Not long ago, I posted about the “Spiritual But Not Religious,” or SBNR’s, the crowd of folks in America who believe in God, pray, and may even read the Bible, but don’t want anything to do with organized religion. Somewhere between 14 and 18% of Americans currently fall into the category of “unaffiliated.” That is, they choose not to identify with any particular religious body.
The growing phenomenon of the SBNR’s is the subject of a lot of scholarly discussion about the state of religion in America. Two recent books, one by New York Times columnist Ross Douthat and another by religious commentator Diana Butler Bass, have advanced this discussion significantly. Both Bass and Douthat are dependent on the findings recorded in American Grace: How Religion Divides and Unites Us by Robert Putnam and David Campbell. (I wrote about this important work soon after its publication in a post called “The Fascination and Frustration of American Religion.” I suspect Putnam and Campbell’s research will continue to be foundational to any serious discussion of American religion for the next few decades.)

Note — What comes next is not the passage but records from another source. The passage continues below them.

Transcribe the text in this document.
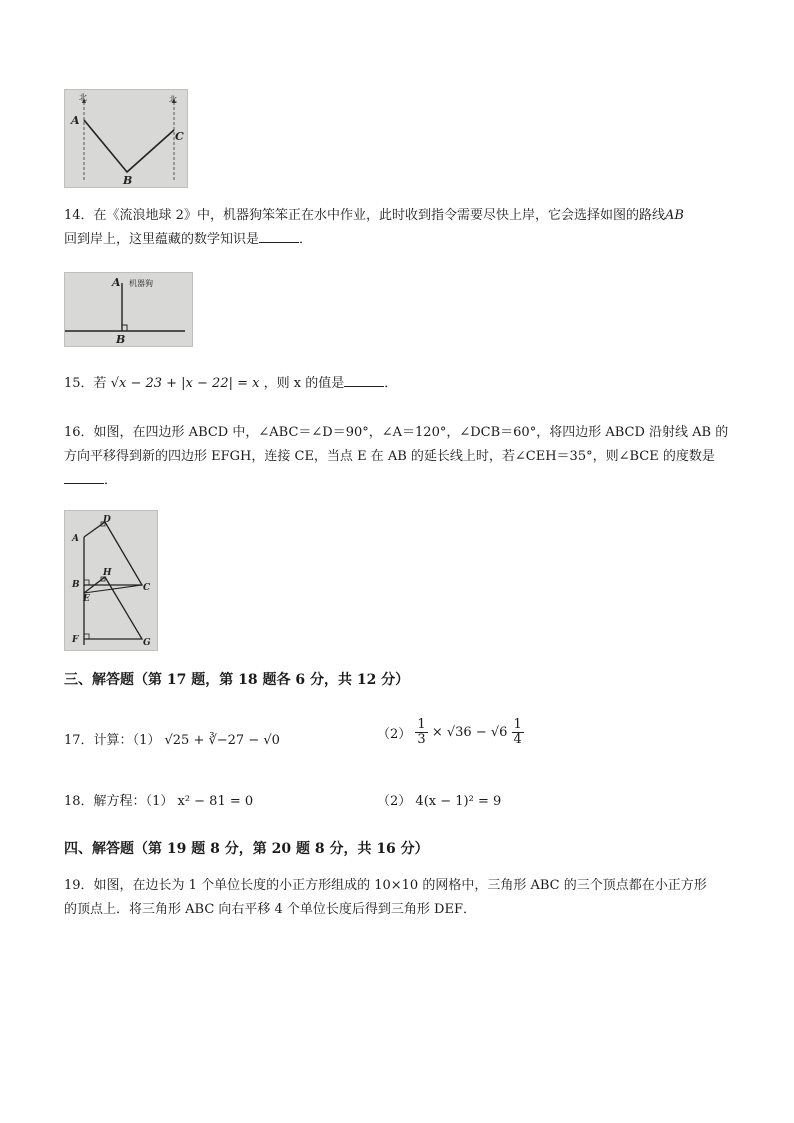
北	北
A
B
C
14．在《流浪地球 2》中，机器狗笨笨正在水中作业，此时收到指令需要尽快上岸，它会选择如图的路线AB
回到岸上，这里蕴藏的数学知识是	．
A 机器狗
B
15．若 √x − 23 + |x − 22| = x ，则 x 的值是	．
16．如图，在四边形 ABCD 中，∠ABC＝∠D＝90°，∠A＝120°，∠DCB＝60°，将四边形 ABCD 沿射线 AB 的
方向平移得到新的四边形 EFGH，连接 CE，当点 E 在 AB 的延长线上时，若∠CEH＝35°，则∠BCE 的度数是
．
A
D
B
H
C
E
F	G
三、解答题（第 17 题，第 18 题各 6 分，共 12 分）
17．计算：（1） √25 + ∛−27 − √0	$(2) \frac{1}{3} \times √36 - √6 \frac{1}{4}$
18．解方程：（1） x² − 81 = 0	（2） 4(x − 1)² = 9
四、解答题（第 19 题 8 分，第 20 题 8 分，共 16 分）
19．如图，在边长为 1 个单位长度的小正方形组成的 10×10 的网格中，三角形 ABC 的三个顶点都在小正方形
的顶点上．将三角形 ABC 向右平移 4 个单位长度后得到三角形 DEF．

Douthat is a traditional Catholic who laments the loss of Christian orthodoxy in America. In Bad Religion: How We Became a Nation of Heretics, he writes almost wistfully about the great Protestant-Catholic consensus of the 1950’s that not only resulted in a religious revival but also pushed forward significant social policy, most notably the Civil Rights movement. Beginning in the late 1960’s, however, the mainline Protestant churches suffered huge losses in membership.